Это сказал Алекс. На ковре чуть поодаль кучей лежали подушки в тёмных шёлковых чехлах; из-за них он и поднял красивую взлохмаченную голову.

— Он умеет заставить. Ты уже и книжку закрыл, и ни одной строчки точно не запомнил — а что-то поёт в тебе, поёт само по себе; как вот после грозы будет с крыш литься. Разнообразия в нем нет, но оно ему и не нужно. Он не убеждает, он завораживает. Привет, Разноглазый.

— А, — крикнул Фиговидец, — пусть твой рот заполнится землёй и камнями! Да разве же меня интересует, хороший он поэт или плохой?

— Но хорошим нужно прощать.

Прощать? Нужно прощать? Прекрасно. Хоть бы ты думал изредка своей пижонской головой, что ты говоришь. Ты родной сестре простить не можешь, а я должен прощать этой скотине — и только из-за того, что у кого-то что-то там поёт по его милости. А у меня не поёт! И не запоёт! Никогда не пело! Дерьмо в картонке!

— Очень образно.

Рядом с головой Алекса появилась ещё одна. Брат и сестра были во всём непохожи, но иногда казались близнецами: нечто большее, чем сходство, мелькало в глазах, губах, движениях. Их голоса звучали одинаково мягко; недоброжелатель мог, уцепившись за большую отчётливость насмешки, домыслить в голосе сестры и большую твёрдость, ту вестницу действительных жестокости и упорства, которая медлит на пороге благовоспитанной интонации, не входя и не уходя.

— Разумеется, — сказал Фиговидец, несколько оторопев. — На меня-то вы вдвоём.

Брат и сестра были так спаяны родством и жили так недружно, что почти все считали их ссоры обдуманным, намеренным, злонамеренным кривляньем. Они отскакивали друг от друга как человек, ненавидящий свою внешность, отскакивает от зеркал, и наблюдатели приходили к выводу, что (отскакивай или нет) чувство самосохранения заставит их поспешить друг другу на помощь, как только вместо зеркала врагом станет кто-то живой, чужой, посторонний. Признаюсь, я никогда не видел Лизу и Алекса столкнувшимися с серьёзной опасностью. Я вообще не видел их в опасности, если не считать таковой перепалку с подвыпившим фарисеем. У них были свои счёты — слишком свои, чтобы наблюдатель мог в этом разобраться. Они могли забывать их, заводя войну на стороне, могли не забывать.

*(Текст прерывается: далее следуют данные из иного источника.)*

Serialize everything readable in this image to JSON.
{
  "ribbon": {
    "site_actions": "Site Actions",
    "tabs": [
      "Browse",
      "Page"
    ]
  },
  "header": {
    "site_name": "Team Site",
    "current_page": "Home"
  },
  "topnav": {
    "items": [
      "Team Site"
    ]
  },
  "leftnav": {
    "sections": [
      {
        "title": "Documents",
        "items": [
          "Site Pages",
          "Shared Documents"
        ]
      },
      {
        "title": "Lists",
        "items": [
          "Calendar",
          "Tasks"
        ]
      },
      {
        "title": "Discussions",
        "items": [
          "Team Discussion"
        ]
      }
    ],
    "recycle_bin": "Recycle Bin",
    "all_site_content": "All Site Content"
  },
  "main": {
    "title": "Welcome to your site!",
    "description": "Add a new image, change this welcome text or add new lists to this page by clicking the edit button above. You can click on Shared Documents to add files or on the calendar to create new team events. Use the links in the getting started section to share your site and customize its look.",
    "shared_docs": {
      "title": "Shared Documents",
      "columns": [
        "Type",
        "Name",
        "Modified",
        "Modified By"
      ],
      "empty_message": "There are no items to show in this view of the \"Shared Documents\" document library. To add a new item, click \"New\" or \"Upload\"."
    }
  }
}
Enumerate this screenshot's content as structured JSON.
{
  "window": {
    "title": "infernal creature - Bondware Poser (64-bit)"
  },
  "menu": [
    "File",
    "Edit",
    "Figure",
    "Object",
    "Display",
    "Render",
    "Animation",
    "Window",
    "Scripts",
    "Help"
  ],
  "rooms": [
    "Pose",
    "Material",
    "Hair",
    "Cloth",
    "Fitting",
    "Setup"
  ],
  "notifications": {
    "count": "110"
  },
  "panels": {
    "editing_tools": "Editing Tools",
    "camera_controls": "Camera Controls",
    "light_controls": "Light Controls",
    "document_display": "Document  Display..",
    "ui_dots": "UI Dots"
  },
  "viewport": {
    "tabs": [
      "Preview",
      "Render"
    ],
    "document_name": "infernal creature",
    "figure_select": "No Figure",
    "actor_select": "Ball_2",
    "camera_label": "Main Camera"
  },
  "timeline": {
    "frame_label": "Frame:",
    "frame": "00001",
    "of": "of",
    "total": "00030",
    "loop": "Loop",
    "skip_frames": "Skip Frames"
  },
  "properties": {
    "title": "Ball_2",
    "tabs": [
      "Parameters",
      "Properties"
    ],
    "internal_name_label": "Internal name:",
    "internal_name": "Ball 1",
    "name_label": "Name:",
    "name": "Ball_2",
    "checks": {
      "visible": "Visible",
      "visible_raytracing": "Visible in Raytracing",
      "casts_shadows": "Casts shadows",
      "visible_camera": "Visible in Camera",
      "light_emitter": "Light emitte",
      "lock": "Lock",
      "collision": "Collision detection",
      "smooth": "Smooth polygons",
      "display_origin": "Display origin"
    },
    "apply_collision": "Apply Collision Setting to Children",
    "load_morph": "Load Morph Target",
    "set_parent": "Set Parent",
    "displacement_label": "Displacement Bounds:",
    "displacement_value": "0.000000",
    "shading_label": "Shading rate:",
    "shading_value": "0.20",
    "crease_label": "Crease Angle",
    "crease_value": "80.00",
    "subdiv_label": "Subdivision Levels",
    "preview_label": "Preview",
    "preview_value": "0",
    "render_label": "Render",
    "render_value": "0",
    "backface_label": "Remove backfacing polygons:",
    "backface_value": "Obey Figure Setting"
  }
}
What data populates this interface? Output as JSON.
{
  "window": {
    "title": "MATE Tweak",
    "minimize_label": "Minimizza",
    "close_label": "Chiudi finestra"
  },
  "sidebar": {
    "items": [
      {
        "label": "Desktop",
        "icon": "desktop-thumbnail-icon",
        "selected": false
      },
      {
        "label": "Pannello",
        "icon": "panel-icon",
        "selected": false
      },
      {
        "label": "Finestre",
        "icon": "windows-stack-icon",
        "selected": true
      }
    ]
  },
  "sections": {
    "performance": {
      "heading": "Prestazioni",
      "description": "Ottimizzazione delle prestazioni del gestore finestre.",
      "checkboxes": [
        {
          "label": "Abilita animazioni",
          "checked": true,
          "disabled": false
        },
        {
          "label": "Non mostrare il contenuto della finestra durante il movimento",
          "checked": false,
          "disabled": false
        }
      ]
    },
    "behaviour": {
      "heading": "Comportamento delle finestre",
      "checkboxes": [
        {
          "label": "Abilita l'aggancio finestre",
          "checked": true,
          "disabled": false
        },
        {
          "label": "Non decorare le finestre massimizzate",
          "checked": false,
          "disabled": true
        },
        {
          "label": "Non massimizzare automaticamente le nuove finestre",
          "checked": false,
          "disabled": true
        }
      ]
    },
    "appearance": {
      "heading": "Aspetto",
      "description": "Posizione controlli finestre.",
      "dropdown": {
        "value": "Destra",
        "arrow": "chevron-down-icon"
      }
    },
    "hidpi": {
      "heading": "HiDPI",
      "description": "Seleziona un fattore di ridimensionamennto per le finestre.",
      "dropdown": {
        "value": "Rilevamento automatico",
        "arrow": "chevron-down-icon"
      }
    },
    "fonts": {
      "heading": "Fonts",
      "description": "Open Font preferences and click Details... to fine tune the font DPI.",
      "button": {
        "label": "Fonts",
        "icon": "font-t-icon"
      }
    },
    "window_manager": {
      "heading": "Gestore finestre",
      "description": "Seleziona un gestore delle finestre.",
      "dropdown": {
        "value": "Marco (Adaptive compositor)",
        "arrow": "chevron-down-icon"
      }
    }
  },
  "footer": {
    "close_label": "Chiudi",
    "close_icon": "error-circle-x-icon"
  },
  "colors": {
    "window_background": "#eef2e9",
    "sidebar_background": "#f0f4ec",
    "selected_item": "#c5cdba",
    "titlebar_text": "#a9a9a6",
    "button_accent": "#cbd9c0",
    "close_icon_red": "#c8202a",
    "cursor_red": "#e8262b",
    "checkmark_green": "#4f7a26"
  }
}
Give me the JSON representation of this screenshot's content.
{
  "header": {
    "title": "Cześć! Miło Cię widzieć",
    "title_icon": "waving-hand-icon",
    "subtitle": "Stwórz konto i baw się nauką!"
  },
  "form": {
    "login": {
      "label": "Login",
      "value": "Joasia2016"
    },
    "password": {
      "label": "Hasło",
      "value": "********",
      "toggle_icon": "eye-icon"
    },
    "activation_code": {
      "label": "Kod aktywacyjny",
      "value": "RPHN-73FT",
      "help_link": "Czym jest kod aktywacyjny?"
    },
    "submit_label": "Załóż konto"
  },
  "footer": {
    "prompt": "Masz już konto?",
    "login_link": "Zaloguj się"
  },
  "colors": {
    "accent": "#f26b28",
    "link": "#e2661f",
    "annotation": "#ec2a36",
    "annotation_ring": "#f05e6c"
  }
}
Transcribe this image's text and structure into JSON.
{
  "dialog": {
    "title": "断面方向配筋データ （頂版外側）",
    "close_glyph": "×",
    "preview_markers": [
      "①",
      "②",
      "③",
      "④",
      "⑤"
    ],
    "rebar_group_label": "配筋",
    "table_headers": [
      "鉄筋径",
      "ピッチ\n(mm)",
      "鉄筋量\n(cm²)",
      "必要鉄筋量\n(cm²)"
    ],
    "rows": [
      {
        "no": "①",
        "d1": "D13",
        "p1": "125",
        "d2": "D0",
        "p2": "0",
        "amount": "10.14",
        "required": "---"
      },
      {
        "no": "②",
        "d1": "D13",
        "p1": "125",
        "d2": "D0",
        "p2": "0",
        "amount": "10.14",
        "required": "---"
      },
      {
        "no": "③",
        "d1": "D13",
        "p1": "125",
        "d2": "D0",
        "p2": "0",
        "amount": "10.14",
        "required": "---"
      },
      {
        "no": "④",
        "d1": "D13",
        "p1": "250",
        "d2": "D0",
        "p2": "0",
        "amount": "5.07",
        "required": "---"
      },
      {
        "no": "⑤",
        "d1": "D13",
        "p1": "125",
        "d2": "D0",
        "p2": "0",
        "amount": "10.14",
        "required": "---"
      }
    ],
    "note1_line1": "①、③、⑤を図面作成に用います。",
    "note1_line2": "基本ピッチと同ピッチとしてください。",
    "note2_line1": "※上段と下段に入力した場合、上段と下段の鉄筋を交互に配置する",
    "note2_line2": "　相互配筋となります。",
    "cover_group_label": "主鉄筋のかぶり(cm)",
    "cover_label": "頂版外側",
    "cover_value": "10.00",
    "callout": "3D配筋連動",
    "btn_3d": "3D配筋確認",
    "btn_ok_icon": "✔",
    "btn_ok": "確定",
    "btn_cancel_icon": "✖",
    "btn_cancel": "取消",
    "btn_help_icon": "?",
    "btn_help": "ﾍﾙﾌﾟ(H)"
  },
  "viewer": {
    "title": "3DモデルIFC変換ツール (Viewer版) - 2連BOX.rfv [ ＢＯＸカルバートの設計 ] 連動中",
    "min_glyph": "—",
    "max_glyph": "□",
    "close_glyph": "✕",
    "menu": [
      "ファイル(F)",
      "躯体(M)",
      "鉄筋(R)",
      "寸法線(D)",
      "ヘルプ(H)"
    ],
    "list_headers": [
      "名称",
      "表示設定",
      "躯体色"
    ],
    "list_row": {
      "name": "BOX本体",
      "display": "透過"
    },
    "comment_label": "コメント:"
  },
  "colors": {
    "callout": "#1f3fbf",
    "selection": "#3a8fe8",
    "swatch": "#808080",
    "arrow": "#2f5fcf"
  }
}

— У тебя с ним ненависть, — ласково сказал Алекс. — У тебя, может быть, с нами ненависть? При чём здесь поэзия? Повтори, что ты сейчас сказал: не поёт и не пело? Где твоя справедливость, фарисей?

Фиговидец открыл рот, но успел вспомнить, что должен быть пресыщенным и вальяжным. Он заговорил заносчиво, но без гнева.

— Человек обещает справедливость другим, но лично для себя просит милосердия.

— Ага! Ты просишь пощады?

(«Да! Да! — восклицают вокруг. — Дай ему перстень пощады!»)

— Вот как дам сейчас по уху!

Алекс улыбнулся и сказал, что такой способ разрешения эстетических разногласий для него внове, а если беседа уже перебралась в область этики, то он, Алекс, просит его, Фиговидца, вспомнить о последствиях тех случаев, когда между милосердием и справедливостью наблюдался конфликт интересов. «Где вы идейно, там мы по пьяни», — ответил Фиговидец и разобиделся.

— По-моему, они не выдерживают стилистику, — задумчиво сказал сидящий рядом со мной.

Этому господину было лет сорок; он показался мне смутно знакомым, но поскольку был без котелка и без собаки, я узнал его, только услышав имя.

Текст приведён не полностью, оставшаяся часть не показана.